Since the dawn of civilization, maps have been an instrumental tool for discovering the world around us. They decipher unfamiliar cities, illustrate climate zones and natural features and facilitate a faster route to work. But Assistant Professor Juan Burke will tell you that maps, especially the ancient analogs crafted before the age of satellites, can also tell a story: about the political and social undercurrents of the day, how cities change over time and how civilizations interpreted it all.
“Maps are really a part of us; it’s a way we understand the world,” says Burke, who recently completed a month-long fellowship at the Newberry Library in Chicago. “They are a product of all of these ideas of how we occupy space.”
Burke was one of about two dozen scholars from across the country invited to Newberry this summer to discuss cartography in the early modern period (roughly 1400-1800 AD) and advance individual research using the library’s vast cartographical resources, including the largest, most preeminent repository of maps in the country outside of the Library of Congress.
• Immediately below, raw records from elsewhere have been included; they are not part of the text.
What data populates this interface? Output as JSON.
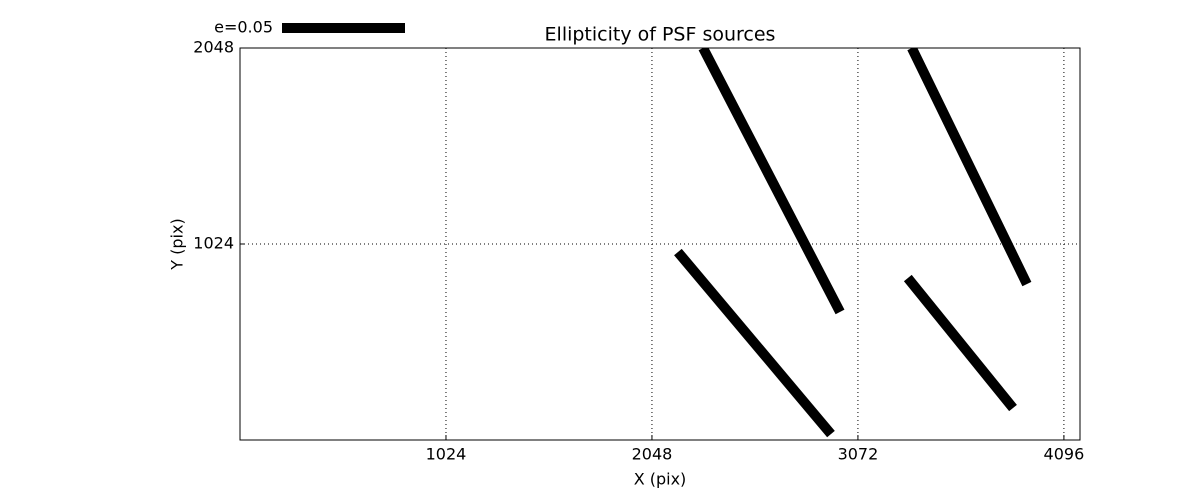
{
  "chart_data": {
    "type": "whisker",
    "title": "Ellipticity of PSF sources",
    "x_label": "X (pix)",
    "y_label": "Y (pix)",
    "key_label": "e=0.05",
    "xlim": [
      0,
      4176
    ],
    "ylim": [
      0,
      2048
    ],
    "xticks": [
      1024,
      2048,
      3072,
      4096
    ],
    "yticks": [
      1024,
      2048
    ],
    "grid": true,
    "color": "#000000",
    "segments": [
      {
        "x": [
          2302,
          2983
        ],
        "y": [
          2048,
          669
        ]
      },
      {
        "x": [
          2177,
          2938
        ],
        "y": [
          982,
          31
        ]
      },
      {
        "x": [
          3340,
          3912
        ],
        "y": [
          2048,
          815
        ]
      },
      {
        "x": [
          3320,
          3843
        ],
        "y": [
          846,
          167
        ]
      }
    ]
  }
}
The time, resources and community provided by the fellowship will inform Burke’s next book, which examines the architecture and urban history of Mexico City as it was shaped by external factors, most notably colonialism. For Burke, maps illustrate the city’s history unfolding—how changes in structures and surrounding landscape told of land grabs and social influences, economic prosperity and ballooning populations. These discoveries are a critical element of Burke’s developing narrative of one of the most important cities in the Spanish world; for example, Spanish colonialists drained the city’s surrounding cluster of lakes—a devastating environmental decision that reverberates today—to make room for rapid growth and maintain its seat of power as a Spanish outpost in the Americas.
The experience, Burke says, will also influence how he presents information to his students. He teaches two staple courses in the architecture curriculum centered on urban history, including a graduate level course that will be updated this year through a University of Maryland Teaching and Learning Grant to include issues like gentrification.
“The fellowship certainly gave me a lot of tools for analyzing maps of ancient cities and has helped me discover how a lot of the dynamics of the early modern period carry over to the present,” he said. “I’m eager to share that knowledge in the classroom and connect my students to those threads of history.”